Colorectal cancer (CRC) is a heterogeneous disease, with a diverse and plastic immune cell infiltrate. These immune cells play an important role in regulating tumour growth - progression or elimination. Some populations of cells have a strong correlation with disease-free survival, making them useful prognostic markers. In particular, the infiltrate of CD3⁺ and CD8⁺ T cells into CRC tumours has been validated worldwide as a valuable indicator of patient prognosis. However, the heterogeneity of the immune response, both between patients with tumours of different molecular subtypes, and within the tumour itself, necessitates the use of multiparametric analysis in the investigation of tumour-specific immune responses. This review will outline the multiparametric analysis techniques that have been developed and applied to studying the role of immune cells in the tumour, with a focus on colorectal cancer. Because much of the data in this disease relates to T cell subsets and heterogeneity, we have used T cell populations as examples throughout. Flow and mass cytometry give a detailed representation of the cells within the tumour in a single-cell suspension on a per-cell basis. Imaging technologies, such as imaging mass cytometry, are used to investigate increasing numbers of markers whilst retaining the spatial and structural information of the tumour section and the infiltrating immune cells. Together, the analyses of multiple immune parameters can provide valuable information to guide clinical decision-making in CRC.

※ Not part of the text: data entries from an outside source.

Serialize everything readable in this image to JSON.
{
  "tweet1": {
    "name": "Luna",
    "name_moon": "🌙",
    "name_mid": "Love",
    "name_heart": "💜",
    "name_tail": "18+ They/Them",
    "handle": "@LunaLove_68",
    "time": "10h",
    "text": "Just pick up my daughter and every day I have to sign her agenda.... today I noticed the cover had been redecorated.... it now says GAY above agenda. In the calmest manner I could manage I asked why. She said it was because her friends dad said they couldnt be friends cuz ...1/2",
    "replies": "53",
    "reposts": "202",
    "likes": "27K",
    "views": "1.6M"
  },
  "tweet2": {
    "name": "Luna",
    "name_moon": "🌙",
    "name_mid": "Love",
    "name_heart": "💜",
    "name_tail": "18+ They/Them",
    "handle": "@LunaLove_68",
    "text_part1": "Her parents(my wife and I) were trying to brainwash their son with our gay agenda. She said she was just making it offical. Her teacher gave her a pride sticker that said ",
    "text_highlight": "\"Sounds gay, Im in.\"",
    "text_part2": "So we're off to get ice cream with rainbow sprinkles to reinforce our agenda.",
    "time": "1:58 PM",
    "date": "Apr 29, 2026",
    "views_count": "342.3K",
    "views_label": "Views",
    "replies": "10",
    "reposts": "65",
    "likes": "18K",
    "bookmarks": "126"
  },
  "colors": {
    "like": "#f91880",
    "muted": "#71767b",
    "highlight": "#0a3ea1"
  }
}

Keywords: Colorectal cancer; Flow cytometry; Immune cells; Multiparametric analysis; Immunohistochemistry; Mass cytometry; Microscopy

Core tip: Colorectal cancer (CRC) is a heterogeneous disease. The immune response to CRC is highly variable, clinically relevant, and as yet poorly characterised. Clinical management of this disease is still relatively uniform, and does not yet accommodate the influence of immune response on patient outcomes. Multiparametric analysis of CRC is the best approach to describe the immune response. Improved understanding of immune responses to CRC will guide patient management, improved survival, and identify new potential therapeutic biomarkers. This review summarises currently available modes of multiparametric analysis, their advantages and drawbacks, and their clinical relevance.